Coronary heart disease (CHD) is the leading cause of death of Australian women and kills around 11,000 women a year. Any successful prevention campaign would need to address key gendered issues in relation to heart disease, including the perception that it is a male disease and that breast cancer is of more concern for women.
- Women are not aware that CHD is the leading cause of death – a 2008 Heart Foundation National Newspoll Survey found that 70 per cent of women did not know that coronary heart disease is the leading cause of death of Australian women. The majority of women believed that breast cancer is the leading cause of death for women even though heart disease is responsible for more than four times the number of Australian women’s deaths than breast cancer.

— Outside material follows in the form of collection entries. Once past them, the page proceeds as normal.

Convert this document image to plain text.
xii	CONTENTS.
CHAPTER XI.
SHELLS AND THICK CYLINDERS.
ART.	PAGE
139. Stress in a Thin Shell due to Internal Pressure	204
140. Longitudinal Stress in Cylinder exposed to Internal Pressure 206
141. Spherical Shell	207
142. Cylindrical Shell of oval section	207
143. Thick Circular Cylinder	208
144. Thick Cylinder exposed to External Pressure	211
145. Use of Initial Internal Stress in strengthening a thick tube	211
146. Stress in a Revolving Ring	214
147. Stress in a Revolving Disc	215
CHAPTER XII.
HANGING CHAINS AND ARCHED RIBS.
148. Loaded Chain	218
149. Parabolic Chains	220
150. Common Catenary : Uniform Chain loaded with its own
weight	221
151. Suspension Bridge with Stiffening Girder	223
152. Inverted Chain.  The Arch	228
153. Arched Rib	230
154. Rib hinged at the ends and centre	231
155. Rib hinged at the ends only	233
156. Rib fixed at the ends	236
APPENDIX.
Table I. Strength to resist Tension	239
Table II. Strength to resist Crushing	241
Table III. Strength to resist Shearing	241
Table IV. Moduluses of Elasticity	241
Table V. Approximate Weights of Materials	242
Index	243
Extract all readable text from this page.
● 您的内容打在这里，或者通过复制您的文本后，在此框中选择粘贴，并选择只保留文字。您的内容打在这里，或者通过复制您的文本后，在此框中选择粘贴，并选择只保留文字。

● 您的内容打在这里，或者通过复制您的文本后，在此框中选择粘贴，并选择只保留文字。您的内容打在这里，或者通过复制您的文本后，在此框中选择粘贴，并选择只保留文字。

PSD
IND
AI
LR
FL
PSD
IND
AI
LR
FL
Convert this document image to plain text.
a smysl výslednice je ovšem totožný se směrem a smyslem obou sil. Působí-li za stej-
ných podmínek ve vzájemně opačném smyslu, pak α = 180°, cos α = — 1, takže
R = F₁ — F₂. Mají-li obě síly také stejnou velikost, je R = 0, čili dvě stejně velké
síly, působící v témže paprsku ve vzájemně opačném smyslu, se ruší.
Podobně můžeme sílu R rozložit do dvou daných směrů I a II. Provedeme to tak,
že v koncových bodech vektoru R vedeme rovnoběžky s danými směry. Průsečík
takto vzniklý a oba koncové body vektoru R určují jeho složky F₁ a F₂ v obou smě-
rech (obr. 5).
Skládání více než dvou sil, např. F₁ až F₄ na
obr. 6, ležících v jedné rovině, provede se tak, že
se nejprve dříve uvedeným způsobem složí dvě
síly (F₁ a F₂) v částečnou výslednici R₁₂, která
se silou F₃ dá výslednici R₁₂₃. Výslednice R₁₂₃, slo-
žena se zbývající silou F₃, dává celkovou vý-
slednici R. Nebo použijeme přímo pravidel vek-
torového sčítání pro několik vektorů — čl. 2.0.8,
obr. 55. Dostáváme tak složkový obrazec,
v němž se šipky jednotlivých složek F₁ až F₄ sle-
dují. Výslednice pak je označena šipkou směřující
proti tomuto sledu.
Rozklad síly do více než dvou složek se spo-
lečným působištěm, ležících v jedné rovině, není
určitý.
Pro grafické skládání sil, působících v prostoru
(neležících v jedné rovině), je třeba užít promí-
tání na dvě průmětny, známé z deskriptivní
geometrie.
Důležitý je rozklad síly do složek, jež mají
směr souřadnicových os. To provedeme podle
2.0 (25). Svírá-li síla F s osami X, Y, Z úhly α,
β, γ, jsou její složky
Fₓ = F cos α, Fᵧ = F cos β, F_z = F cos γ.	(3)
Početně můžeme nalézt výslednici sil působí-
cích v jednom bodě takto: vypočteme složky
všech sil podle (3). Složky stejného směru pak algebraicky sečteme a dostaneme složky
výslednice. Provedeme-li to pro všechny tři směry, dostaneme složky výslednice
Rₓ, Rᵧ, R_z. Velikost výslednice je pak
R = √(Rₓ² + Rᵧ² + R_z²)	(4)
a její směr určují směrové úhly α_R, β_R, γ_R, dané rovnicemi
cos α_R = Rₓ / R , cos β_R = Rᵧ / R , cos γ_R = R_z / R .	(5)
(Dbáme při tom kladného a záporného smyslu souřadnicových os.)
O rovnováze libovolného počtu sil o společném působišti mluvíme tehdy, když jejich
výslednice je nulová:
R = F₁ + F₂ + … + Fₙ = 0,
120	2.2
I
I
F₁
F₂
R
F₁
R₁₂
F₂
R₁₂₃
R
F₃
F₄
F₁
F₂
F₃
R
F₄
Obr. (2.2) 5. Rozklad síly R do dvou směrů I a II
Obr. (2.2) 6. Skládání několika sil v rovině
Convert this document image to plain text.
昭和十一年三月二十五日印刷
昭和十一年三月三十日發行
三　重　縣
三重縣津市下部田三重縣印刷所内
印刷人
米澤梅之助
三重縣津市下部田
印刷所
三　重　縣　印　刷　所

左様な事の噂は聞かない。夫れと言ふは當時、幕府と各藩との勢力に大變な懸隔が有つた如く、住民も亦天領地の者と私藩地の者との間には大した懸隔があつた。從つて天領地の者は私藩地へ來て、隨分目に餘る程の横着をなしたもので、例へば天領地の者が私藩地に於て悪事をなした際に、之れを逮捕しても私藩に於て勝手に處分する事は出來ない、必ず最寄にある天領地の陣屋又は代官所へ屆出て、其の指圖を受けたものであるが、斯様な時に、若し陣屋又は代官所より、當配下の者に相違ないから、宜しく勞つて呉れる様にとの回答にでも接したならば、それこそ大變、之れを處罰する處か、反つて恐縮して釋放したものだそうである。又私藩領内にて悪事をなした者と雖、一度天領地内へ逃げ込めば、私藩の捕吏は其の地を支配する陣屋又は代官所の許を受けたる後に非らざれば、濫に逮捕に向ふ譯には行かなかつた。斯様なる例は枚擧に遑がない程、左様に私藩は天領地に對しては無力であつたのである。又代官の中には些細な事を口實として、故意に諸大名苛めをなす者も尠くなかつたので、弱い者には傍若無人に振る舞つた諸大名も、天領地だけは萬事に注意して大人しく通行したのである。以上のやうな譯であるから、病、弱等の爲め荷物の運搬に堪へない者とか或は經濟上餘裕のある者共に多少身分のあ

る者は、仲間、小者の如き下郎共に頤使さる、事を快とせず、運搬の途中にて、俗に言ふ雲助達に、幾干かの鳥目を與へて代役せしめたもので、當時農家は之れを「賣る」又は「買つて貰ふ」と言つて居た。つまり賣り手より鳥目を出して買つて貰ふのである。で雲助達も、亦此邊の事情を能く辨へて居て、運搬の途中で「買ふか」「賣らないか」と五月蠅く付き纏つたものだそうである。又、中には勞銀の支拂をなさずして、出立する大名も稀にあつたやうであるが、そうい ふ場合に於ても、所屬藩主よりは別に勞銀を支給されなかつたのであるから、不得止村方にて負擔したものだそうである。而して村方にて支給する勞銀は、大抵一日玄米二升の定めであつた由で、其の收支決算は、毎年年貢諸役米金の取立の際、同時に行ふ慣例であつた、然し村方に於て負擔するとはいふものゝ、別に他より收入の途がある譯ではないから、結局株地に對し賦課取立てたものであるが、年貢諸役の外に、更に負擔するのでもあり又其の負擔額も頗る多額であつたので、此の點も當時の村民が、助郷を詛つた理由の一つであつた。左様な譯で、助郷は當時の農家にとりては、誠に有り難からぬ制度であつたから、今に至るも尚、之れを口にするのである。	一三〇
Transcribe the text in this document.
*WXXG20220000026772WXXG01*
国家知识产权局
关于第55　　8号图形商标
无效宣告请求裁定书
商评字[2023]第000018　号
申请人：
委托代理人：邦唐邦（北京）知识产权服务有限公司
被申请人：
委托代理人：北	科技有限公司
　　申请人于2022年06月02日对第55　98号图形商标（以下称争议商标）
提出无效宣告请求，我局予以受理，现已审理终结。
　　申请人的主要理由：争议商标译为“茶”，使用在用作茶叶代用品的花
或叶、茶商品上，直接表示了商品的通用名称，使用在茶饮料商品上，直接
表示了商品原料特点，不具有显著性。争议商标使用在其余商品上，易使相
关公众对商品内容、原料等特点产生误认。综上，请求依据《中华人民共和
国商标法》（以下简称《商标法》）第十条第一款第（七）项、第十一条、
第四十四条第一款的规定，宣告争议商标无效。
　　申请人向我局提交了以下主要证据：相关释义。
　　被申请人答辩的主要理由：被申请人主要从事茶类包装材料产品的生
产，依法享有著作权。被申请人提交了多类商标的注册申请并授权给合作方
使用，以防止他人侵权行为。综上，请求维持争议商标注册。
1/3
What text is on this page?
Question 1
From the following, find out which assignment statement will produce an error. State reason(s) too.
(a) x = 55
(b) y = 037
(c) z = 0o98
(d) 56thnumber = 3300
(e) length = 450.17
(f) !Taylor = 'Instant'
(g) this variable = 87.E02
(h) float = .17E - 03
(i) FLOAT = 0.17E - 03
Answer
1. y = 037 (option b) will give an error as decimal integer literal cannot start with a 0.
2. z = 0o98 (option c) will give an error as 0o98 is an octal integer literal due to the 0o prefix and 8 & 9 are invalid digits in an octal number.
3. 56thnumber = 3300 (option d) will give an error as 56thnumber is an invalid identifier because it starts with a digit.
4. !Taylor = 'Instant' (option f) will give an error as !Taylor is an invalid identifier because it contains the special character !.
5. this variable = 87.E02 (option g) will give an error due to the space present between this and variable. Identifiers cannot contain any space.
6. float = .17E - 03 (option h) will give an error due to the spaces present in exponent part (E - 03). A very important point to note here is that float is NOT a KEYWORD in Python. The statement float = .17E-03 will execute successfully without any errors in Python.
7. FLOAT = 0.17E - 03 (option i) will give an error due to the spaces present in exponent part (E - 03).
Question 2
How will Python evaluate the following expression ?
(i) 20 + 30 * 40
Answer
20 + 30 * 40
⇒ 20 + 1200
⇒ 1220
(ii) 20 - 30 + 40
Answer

- Women are not aware of key risk factors – the same Newspoll survey found that while women recognised that smoking and obesity are key risk factors, few women recognised that high blood pressure, high cholesterol and diabetes were leading risk factors for heart disease. Women may also not be aware that diabetes is a greater risk factor for women than men and that the risk of heart disease significantly rises after menopause.
- Women and health professionals may not be aware of sex and gender differences in the symptoms of heart disease and heart attack – which is crucial to prevention and which are likely to be related to anatomical differences (for example women have smaller coronary artery lumens) and psychosocial differences (for example depressed patients report more episodes of angina and more intense angina pain, and women have significantly higher rates of depression than men). Differences which may lead to inadequate treatment and which may be partly responsible for women being more likely to die after myocardial infarction (heart attack) than men, include:
- around 70 per cent of women initially present with angina (compared to 30 per cent of men, who present more often with myocardial infarction) and women are more likely to first present with atypical angina that makes diagnosis difficult;
- during an infarction, chest pain is the most common symptom but women experience more nausea, vomiting, neck and back pain than men; and
- women are more likely to suffer ‘silent’ infarction (without symptoms).
Both sex and gender are significant determinants of health, and health outcomes are the result of a complex interaction between the two and the broader social determinants outlined in the next section.